Di era globalisasi dan kemajuan teknologi yang pesat, pendidikan tidak hanya dituntut menghasilkan lulusan yang cerdas secara akademis, tetapi juga yang memiliki life skills atau keterampilan hidup atau dikatakan juga dengan makna yang lebih luas sebagai kecakapan hidup.
Istilah “life skills” mulai dikenal secara luas pada akhir abad ke-20, terutama ketika organisasi-organisasi internasional seperti World Health Organization (WHO) dan United Nations Educational, Scientific and Cultural Organization (UNESCO) mulai menggunakannya dalam konteks pendidikan dan pengembangan individu.
Jauh sebelum itu, pada akhir abad ke-19 ternyata di Indonesia pendidikan keterampilan telah didengungkan oleh Kartini.
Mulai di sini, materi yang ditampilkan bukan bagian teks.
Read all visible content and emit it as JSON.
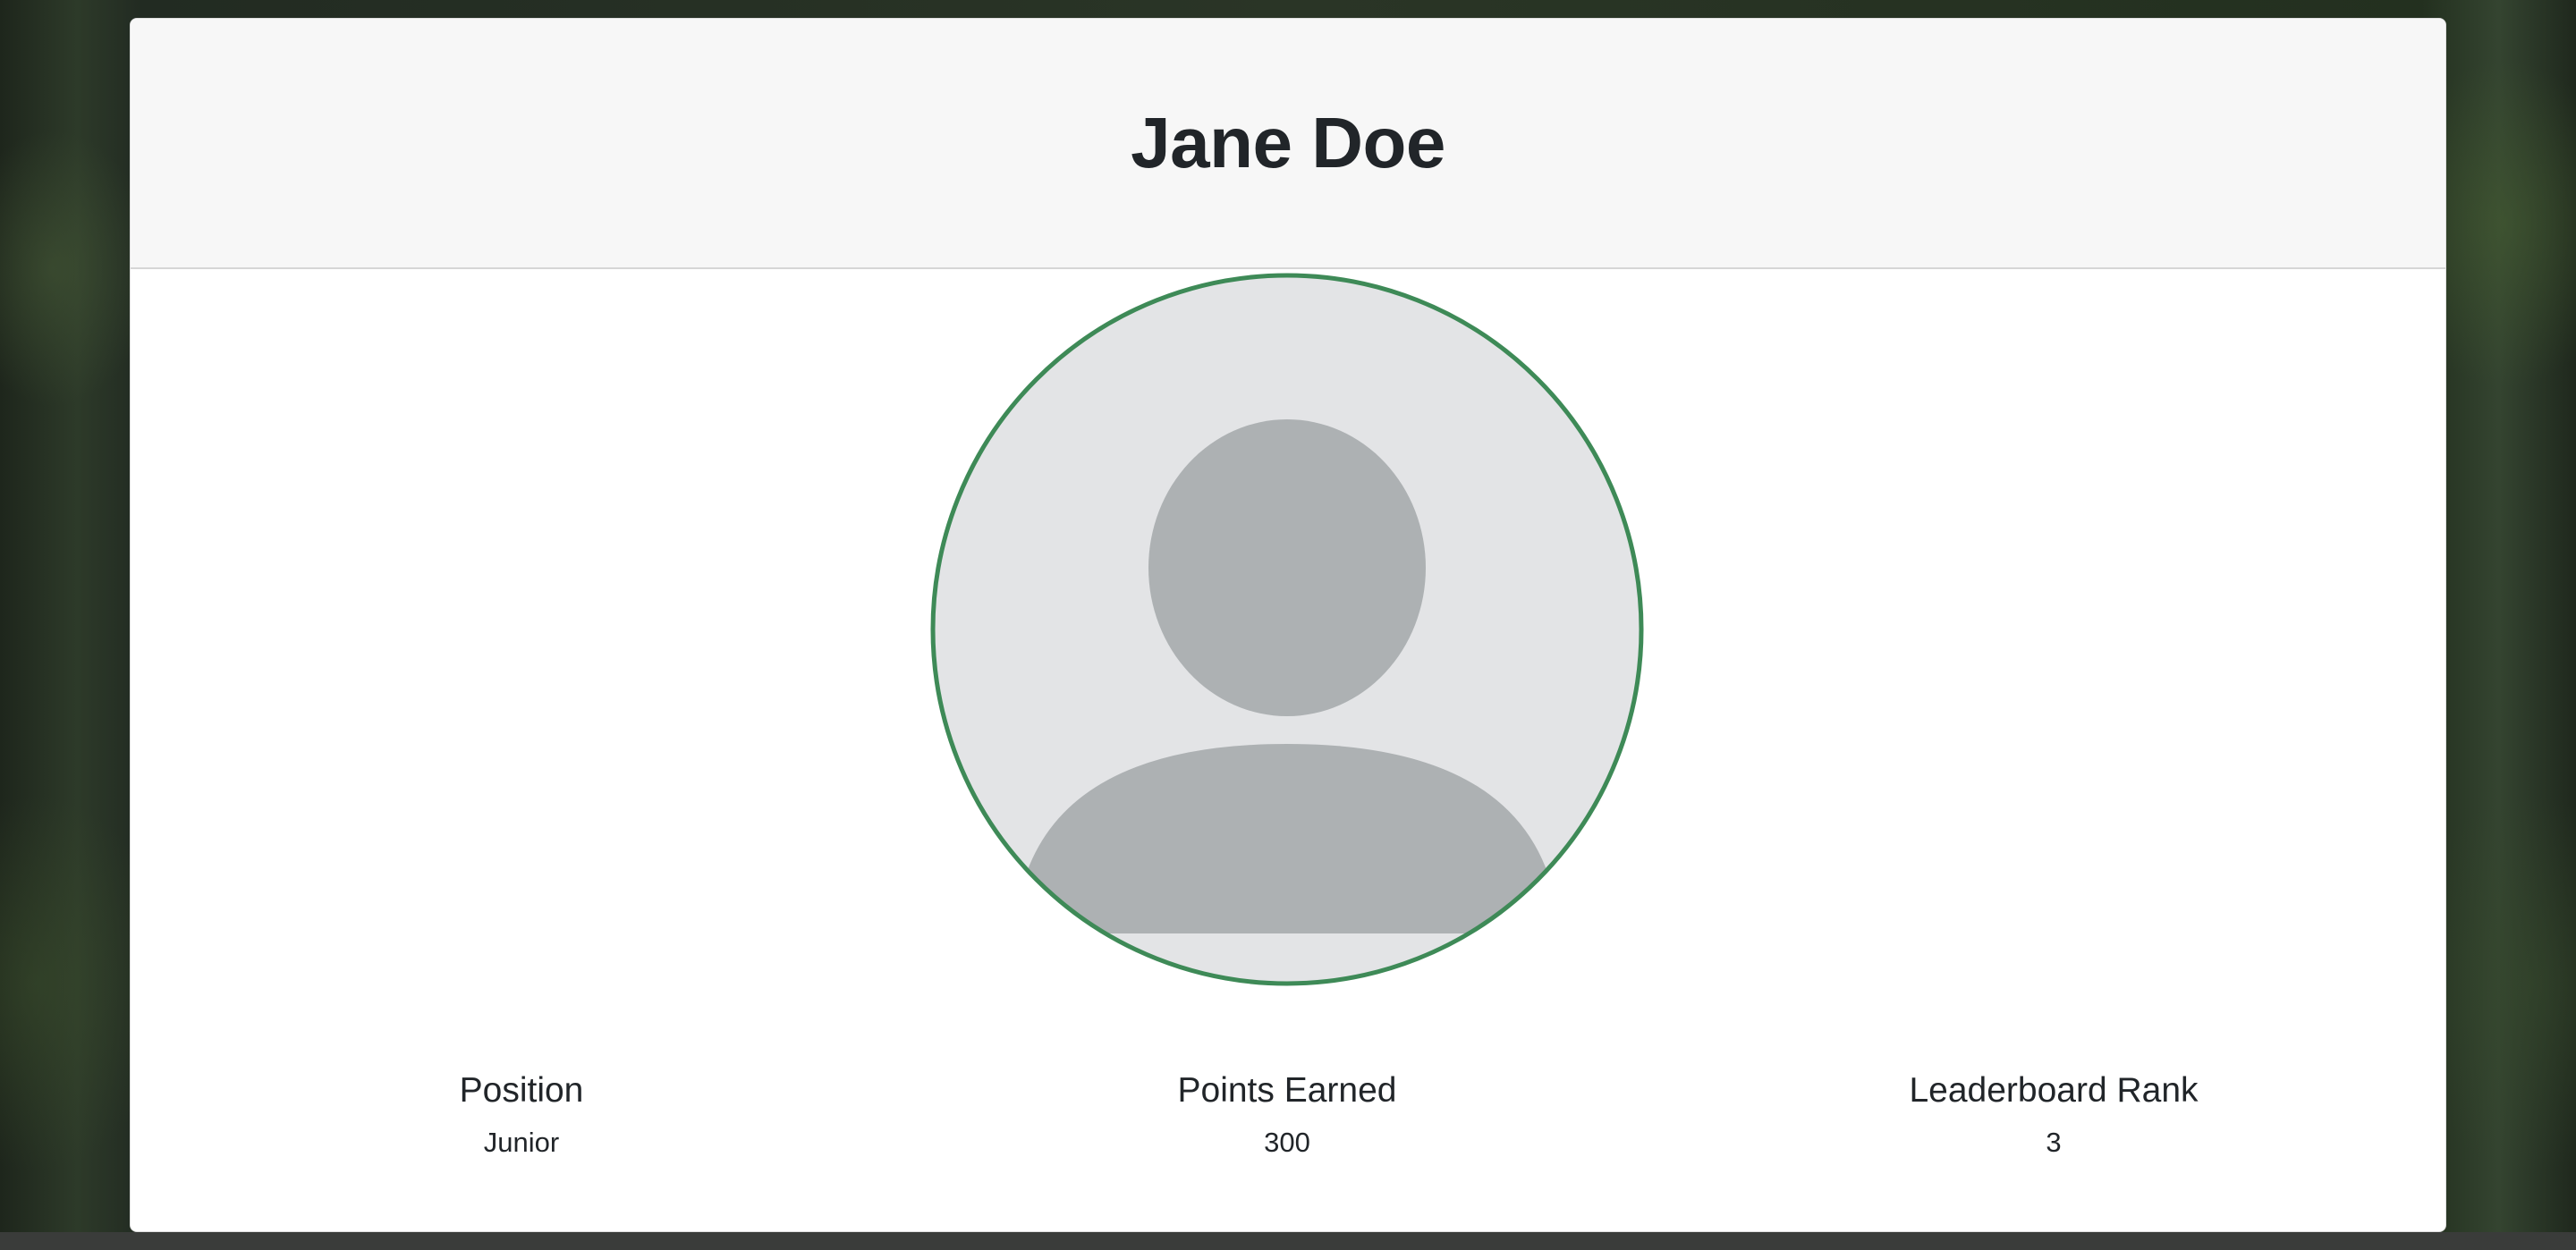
{
  "profile": {
    "name": "Jane Doe",
    "avatar_icon": "default-user-avatar-icon",
    "avatar_border_color": "#3e8a57"
  },
  "stats": [
    {
      "label": "Position",
      "value": "Junior"
    },
    {
      "label": "Points Earned",
      "value": "300"
    },
    {
      "label": "Leaderboard Rank",
      "value": "3"
    }
  ]
}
Raden Ajeng Kartini, yang dikenal sebagai pelopor emansipasi perempuan di Indonesia, tidak hanya mengangkat isu kesetaraan gender, tetapi juga memiliki pandangan yang visioner mengenai pentingnya pendidikan dan keterampilan hidup (life skill) bagi generasi muda.
Kartini menyadari bahwa pendidikan tidak semata-mata soal membaca, menulis, dan berhitung. Menurutnya, esensi pendidikan adalah kemampuan untuk mandiri, berpikir kritis, serta terampil dalam menjalani kehidupan sehari-hari. Pandangan Kartini sangat relevan hingga kini, terutama dalam konteks bagaimana generasi muda harus dibekali dengan life skill agar siap menghadapi tantangan zaman yang terus berubah.